AdditionalActivitySources / AdditionalMeters (empty) Extra sources/meters to export.

Cloud export is opt-in (no silent egress)

Providing only API keys is not enough to export — you must also set an explicit target (Host for self-hosted, or Region for Langfuse Cloud). This prevents accidentally sending traces (which may include prompts, agent outputs, and customer data) to Langfuse Cloud. When keys are present but no target is set, export is disabled and DiagnosticsCallback receives a one-line explanation.

OTLP metrics are not ingested by Langfuse (as of v3.x)

Langfuse's OTLP metrics endpoint accepts requests (returns HTTP 200) but does not ingest the data, and there is no metrics read API — exported metrics are silently discarded. IncludeMetrics is therefore false by default.

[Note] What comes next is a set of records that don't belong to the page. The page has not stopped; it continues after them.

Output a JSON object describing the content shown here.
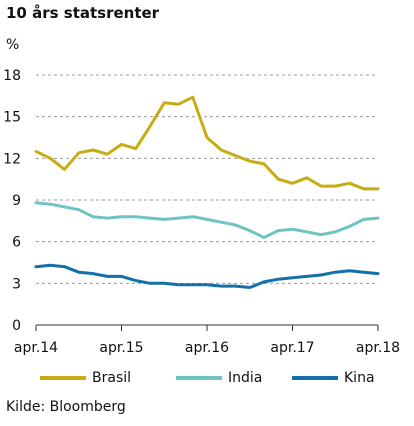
{
  "chart_data": {
    "type": "line",
    "title": "10 års statsrenter",
    "unit": "%",
    "source": "Kilde: Bloomberg",
    "x_tick_labels": [
      "apr.14",
      "apr.15",
      "apr.16",
      "apr.17",
      "apr.18"
    ],
    "y_ticks": [
      0,
      3,
      6,
      9,
      12,
      15,
      18
    ],
    "ylim": [
      0,
      18
    ],
    "grid": "horizontal dashed",
    "legend_position": "bottom",
    "x": [
      "2014-04",
      "2014-06",
      "2014-08",
      "2014-10",
      "2014-12",
      "2015-02",
      "2015-04",
      "2015-06",
      "2015-08",
      "2015-10",
      "2015-12",
      "2016-02",
      "2016-04",
      "2016-06",
      "2016-08",
      "2016-10",
      "2016-12",
      "2017-02",
      "2017-04",
      "2017-06",
      "2017-08",
      "2017-10",
      "2017-12",
      "2018-02",
      "2018-04"
    ],
    "series": [
      {
        "name": "Brasil",
        "color": "#c8ac14",
        "values": [
          12.5,
          12.0,
          11.2,
          12.4,
          12.6,
          12.3,
          13.0,
          12.7,
          14.3,
          16.0,
          15.9,
          16.4,
          13.5,
          12.6,
          12.2,
          11.8,
          11.6,
          10.5,
          10.2,
          10.6,
          10.0,
          10.0,
          10.2,
          9.8,
          9.8
        ]
      },
      {
        "name": "India",
        "color": "#6ec4c0",
        "values": [
          8.8,
          8.7,
          8.5,
          8.3,
          7.8,
          7.7,
          7.8,
          7.8,
          7.7,
          7.6,
          7.7,
          7.8,
          7.6,
          7.4,
          7.2,
          6.8,
          6.3,
          6.8,
          6.9,
          6.7,
          6.5,
          6.7,
          7.1,
          7.6,
          7.7
        ]
      },
      {
        "name": "Kina",
        "color": "#1370a8",
        "values": [
          4.2,
          4.3,
          4.2,
          3.8,
          3.7,
          3.5,
          3.5,
          3.2,
          3.0,
          3.0,
          2.9,
          2.9,
          2.9,
          2.8,
          2.8,
          2.7,
          3.1,
          3.3,
          3.4,
          3.5,
          3.6,
          3.8,
          3.9,
          3.8,
          3.7
        ]
      }
    ]
  }
}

Token usage already rides on the generation spans (see below), so you lose nothing. Enable it only when pointing the exporter at a backend that ingests OTLP metrics.

If you customised Needlr's telemetry source names via ConfigureMetrics(...), set the matching AgentActivitySourceName / AgentMeterName / GenAiMeterName so those streams are exported.

ASP.NET Core and generic hosts

For applications that already call AddOpenTelemetry(), register Langfuse export on the host pipeline instead of starting a standalone session:

builder.Services.AddNeedlrLangfuse(options =>
{
    options.ServiceName = "my-agent-service";
});

This wires the OTLP exporter into the host's tracer and meter providers so they share the application lifecycle, and registers an ILangfuseScoreClient for scoring request traces by id:

public sealed class MyHandler(ILangfuseScoreClient scores)
{
    public async Task HandleAsync(/* ... */)
    {
        var traceId = System.Diagnostics.Activity.Current?.TraceId.ToString();
        if (traceId is not null)
        {
            await scores.RecordScoreAsync(traceId, "helpfulness", value: true);
        }
    }
}

When Langfuse is not configured, a disabled no-op ILangfuseScoreClient is registered, so injection always succeeds and host code never needs to branch on configuration.

AddNeedlrLangfuse also registers ILangfuseDatasetClient and ILangfuseScoreConfigClient (both disabled no-ops when unconfigured) for managing datasets and score configs from a host application.

Langfuse Cloud vs self-hosted

  • Cloud: leave Host unset and set Region explicitly (Eu, Us, Jp, or Hipaa).
  • Self-hosted: set Host to your deployment, e.g. http://localhost:3000. The OpenTelemetry endpoint requires Langfuse v3.22.0 or newer.

One of Host or Region must be set — there is no default cloud target, so traces are never sent to Langfuse Cloud unless you opt in.

Langfuse ingests OTLP over HTTP (HTTP/protobuf); gRPC is not supported, so the exporter is always configured for HTTP.